A low-rank solver for conforming multipatch Isogeometric Analysis
Monica Montardini, Giancarlo Sangalli, Mattia Tani
TL;DR
This work tackles the linear elasticity problem in Isogeometric Analysis on complex multipatch geometries by introducing a low-rank solver based on Tucker tensor representations. The domain is decomposed into subdomains formed by unions of neighboring patches, enabling local tensor-product solves and a block-diagonal overlapping Schwarz preconditioner used within a truncated preconditioned conjugate gradient method. The authors provide a theoretical bound on the relative error introduced by the low-rank data approximation and demonstrate memory savings of up to two orders of magnitude while achieving iteration counts that are nearly independent of mesh size and spline degree.

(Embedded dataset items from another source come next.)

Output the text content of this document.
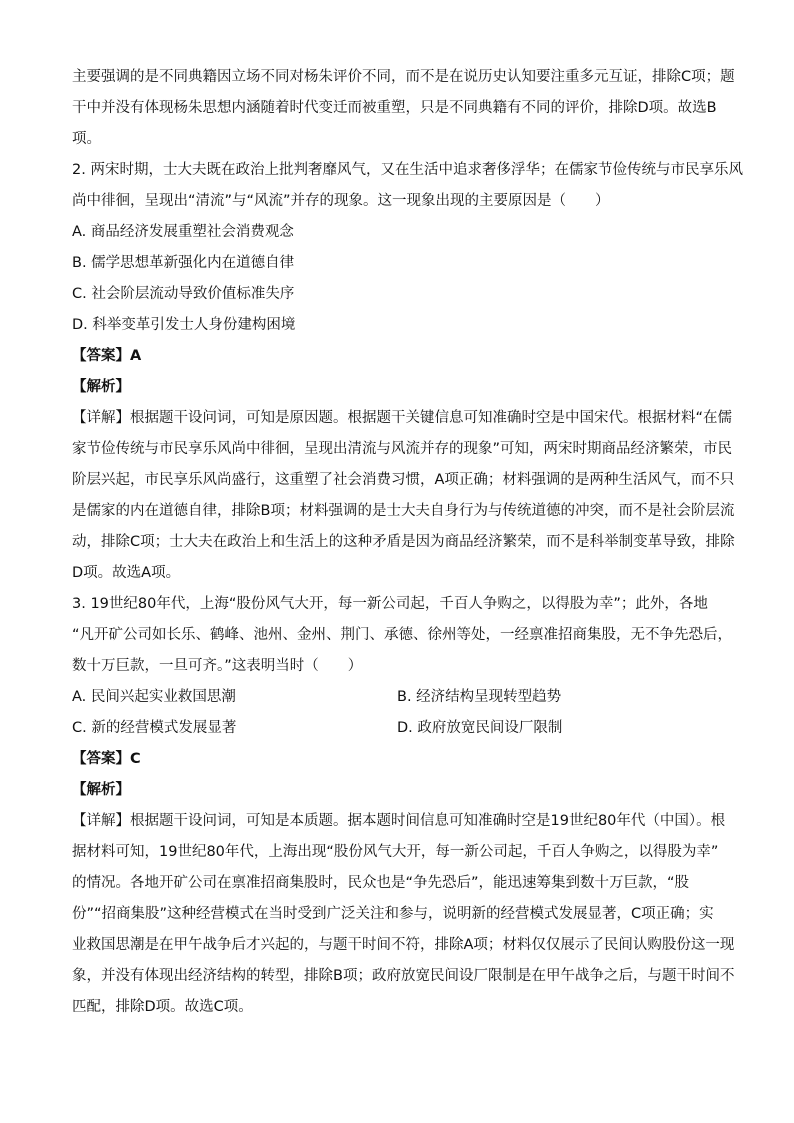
主要强调的是不同典籍因立场不同对杨朱评价不同，而不是在说历史认知要注重多元互证，排除C项；题
干中并没有体现杨朱思想内涵随着时代变迁而被重塑，只是不同典籍有不同的评价，排除D项。故选B
项。
2. 两宋时期，士大夫既在政治上批判奢靡风气，又在生活中追求奢侈浮华；在儒家节俭传统与市民享乐风
尚中徘徊，呈现出“清流”与“风流”并存的现象。这一现象出现的主要原因是（　　）
A. 商品经济发展重塑社会消费观念
B. 儒学思想革新强化内在道德自律
C. 社会阶层流动导致价值标准失序
D. 科举变革引发士人身份建构困境
【答案】A
【解析】
【详解】根据题干设问词，可知是原因题。根据题干关键信息可知准确时空是中国宋代。根据材料“在儒
家节俭传统与市民享乐风尚中徘徊，呈现出清流与风流并存的现象”可知，两宋时期商品经济繁荣，市民
阶层兴起，市民享乐风尚盛行，这重塑了社会消费习惯，A项正确；材料强调的是两种生活风气，而不只
是儒家的内在道德自律，排除B项；材料强调的是士大夫自身行为与传统道德的冲突，而不是社会阶层流
动，排除C项；士大夫在政治上和生活上的这种矛盾是因为商品经济繁荣，而不是科举制变革导致，排除
D项。故选A项。
3. 19世纪80年代，上海“股份风气大开，每一新公司起，千百人争购之，以得股为幸”；此外，各地
“凡开矿公司如长乐、鹤峰、池州、金州、荆门、承德、徐州等处，一经禀准招商集股，无不争先恐后，
数十万巨款，一旦可齐。”这表明当时（　　）
A. 民间兴起实业救国思潮	B. 经济结构呈现转型趋势
C. 新的经营模式发展显著	D. 政府放宽民间设厂限制
【答案】C
【解析】
【详解】根据题干设问词，可知是本质题。据本题时间信息可知准确时空是19世纪80年代（中国）。根
据材料可知，19世纪80年代，上海出现“股份风气大开，每一新公司起，千百人争购之，以得股为幸”
的情况。各地开矿公司在禀准招商集股时，民众也是“争先恐后”，能迅速筹集到数十万巨款，“股
份”“招商集股”这种经营模式在当时受到广泛关注和参与，说明新的经营模式发展显著，C项正确；实
业救国思潮是在甲午战争后才兴起的，与题干时间不符，排除A项；材料仅仅展示了民间认购股份这一现
象，并没有体现出经济结构的转型，排除B项；政府放宽民间设厂限制是在甲午战争之后，与题干时间不
匹配，排除D项。故选C项。
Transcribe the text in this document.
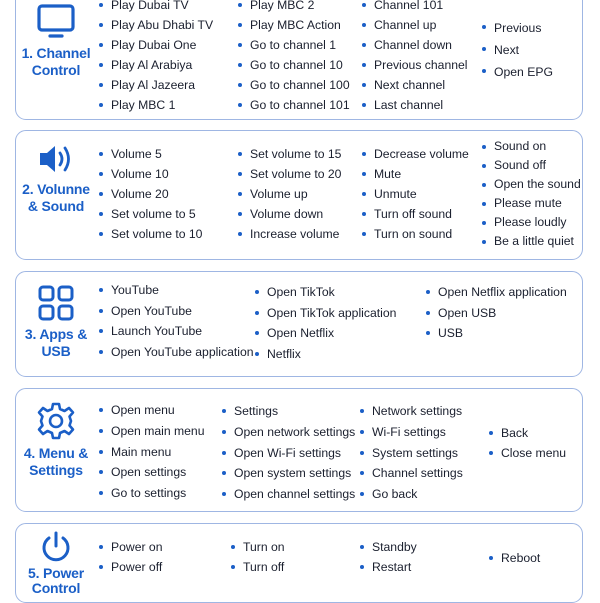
1. Channel
Control
Play Dubai TV
Play Abu Dhabi TV
Play Dubai One
Play Al Arabiya
Play Al Jazeera
Play MBC 1
Play MBC 2
Play MBC Action
Go to channel 1
Go to channel 10
Go to channel 100
Go to channel 101
Channel 101
Channel up
Channel down
Previous channel
Next channel
Last channel
Previous
Next
Open EPG
2. Volunne
& Sound
Volume 5
Volume 10
Volume 20
Set volume to 5
Set volume to 10
Set volume to 15
Set volume to 20
Volume up
Volume down
Increase volume
Decrease volume
Mute
Unmute
Turn off sound
Turn on sound
Sound on
Sound off
Open the sound
Please mute
Please loudly
Be a little quiet
3. Apps &
USB
YouTube
Open YouTube
Launch YouTube
Open YouTube application
Open TikTok
Open TikTok application
Open Netflix
Netflix
Open Netflix application
Open USB
USB
4. Menu &
Settings
Open menu
Open main menu
Main menu
Open settings
Go to settings
Settings
Open network settings
Open Wi-Fi settings
Open system settings
Open channel settings
Network settings
Wi-Fi settings
System settings
Channel settings
Go back
Back
Close menu
5. Power
Control
Power on
Power off
Turn on
Turn off
Standby
Restart
Reboot
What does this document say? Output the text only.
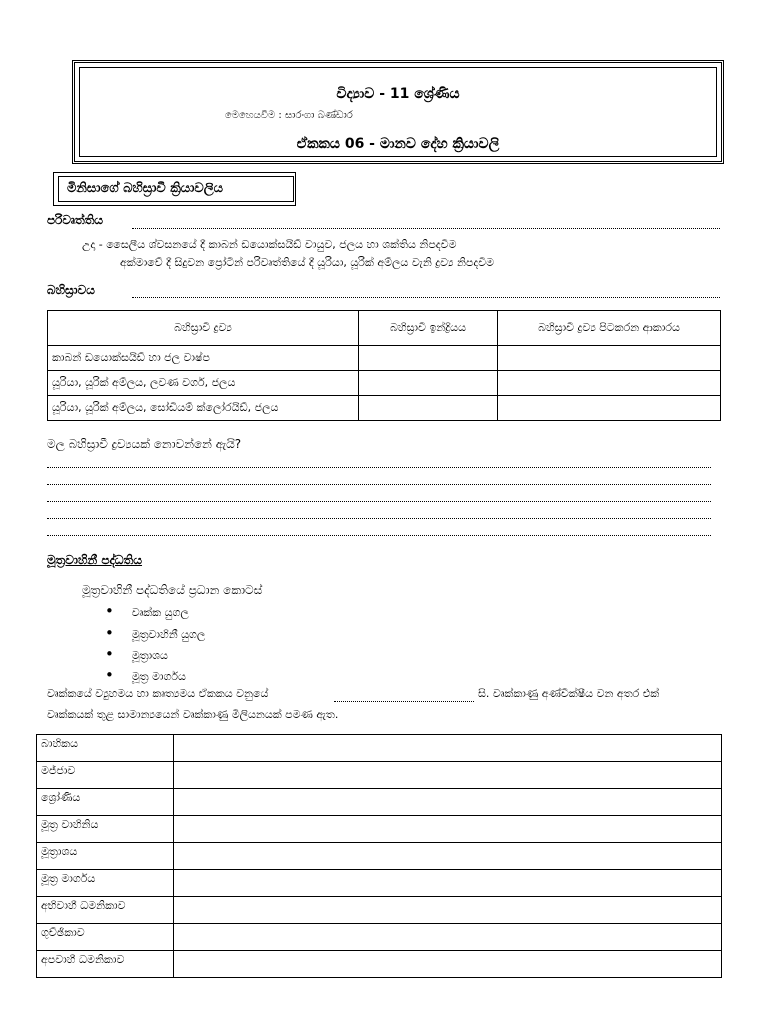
විද්‍යාව - 11 ශ්‍රේණිය
මෙහෙයවීම : සාරංගා බණ්ඩාර
ඒකකය 06 - මානව දේහ ක්‍රියාවලි
මිනිසාගේ බහිස්‍රාවී ක්‍රියාවලිය
පරිවෘත්තිය
උදා - සෛලීය ශ්වසනයේ දී කාබන් ඩයොක්සයිඩ් වායුව, ජලය හා ශක්තිය නිපදවීම
අක්මාවේ දී සිදුවන ප්‍රෝටීන් පරිවෘත්තියේ දී යූරියා, යූරික් අම්ලය වැනි ද්‍රව්‍ය නිපදවීම
බහිස්‍රාවය
බහිස්‍රාවී ද්‍රව්‍ය	බහිස්‍රාවී ඉන්ද්‍රියය	බහිස්‍රාවී ද්‍රව්‍ය පිටකරන ආකාරය
කාබන් ඩයොක්සයිඩ් හා ජල වාෂ්ප		
යූරියා, යූරික් අම්ලය, ලවණ වර්ග, ජලය		
යූරියා, යූරික් අම්ලය, සෝඩියම් ක්ලෝරයිඩ්, ජලය		
මල බහිස්‍රාවී ද්‍රව්‍යයක් නොවන්නේ ඇයි?
මූත්‍රවාහිනී පද්ධතිය
මූත්‍රවාහිනී පද්ධතියේ ප්‍රධාන කොටස්
• වෘක්ක යුගල
• මූත්‍රවාහිනී යුගල
• මූත්‍රාශය
• මූත්‍ර මාර්ගය
වෘක්කයේ ව්‍යුහමය හා කෘත්‍යමය ඒකකය වනුයේ	සි. වෘක්කාණු අණ්වීක්ෂීය වන අතර එක්
වෘක්කයක් තුළ සාමාන්‍යයෙන් වෘක්කාණු මිලියනයක් පමණ ඇත.
බාහිකය	
මජ්ජාව	
ශ්‍රෝණිය	
මූත්‍ර වාහිනිය	
මූත්‍රාශය	
මූත්‍ර මාර්ගය	
අභිවාහී ධමනිකාව	
ගුච්ඡිකාව	
අපවාහී ධමනිකාව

Numerical experiments on several challenging geometries validate robustness and substantial memory reductions, and the framework offers a path toward efficient real-world IgA simulations and potential extensions to nonlinear problems.
Abstract
In this paper, we propose an innovative isogeometric low-rank solver for the linear elasticity model problem, specifically designed to allow multipatch domains. Our approach splits the domain into subdomains, each formed by the union of neighboring patches. Within each subdomain, we employ Tucker low-rank matrices and vectors to approximate the system matrices and right-hand side vectors, respectively. This enables the construction of local approximate fast solvers. These local solvers are then combined into an overlapping Schwarz preconditioner, which is utilized in a truncated preconditioned conjugate gradient method. Numerical experiments demonstrate the significant memory storage benefits and a uniformly bounded number of iterations with respect to both mesh size and spline degree.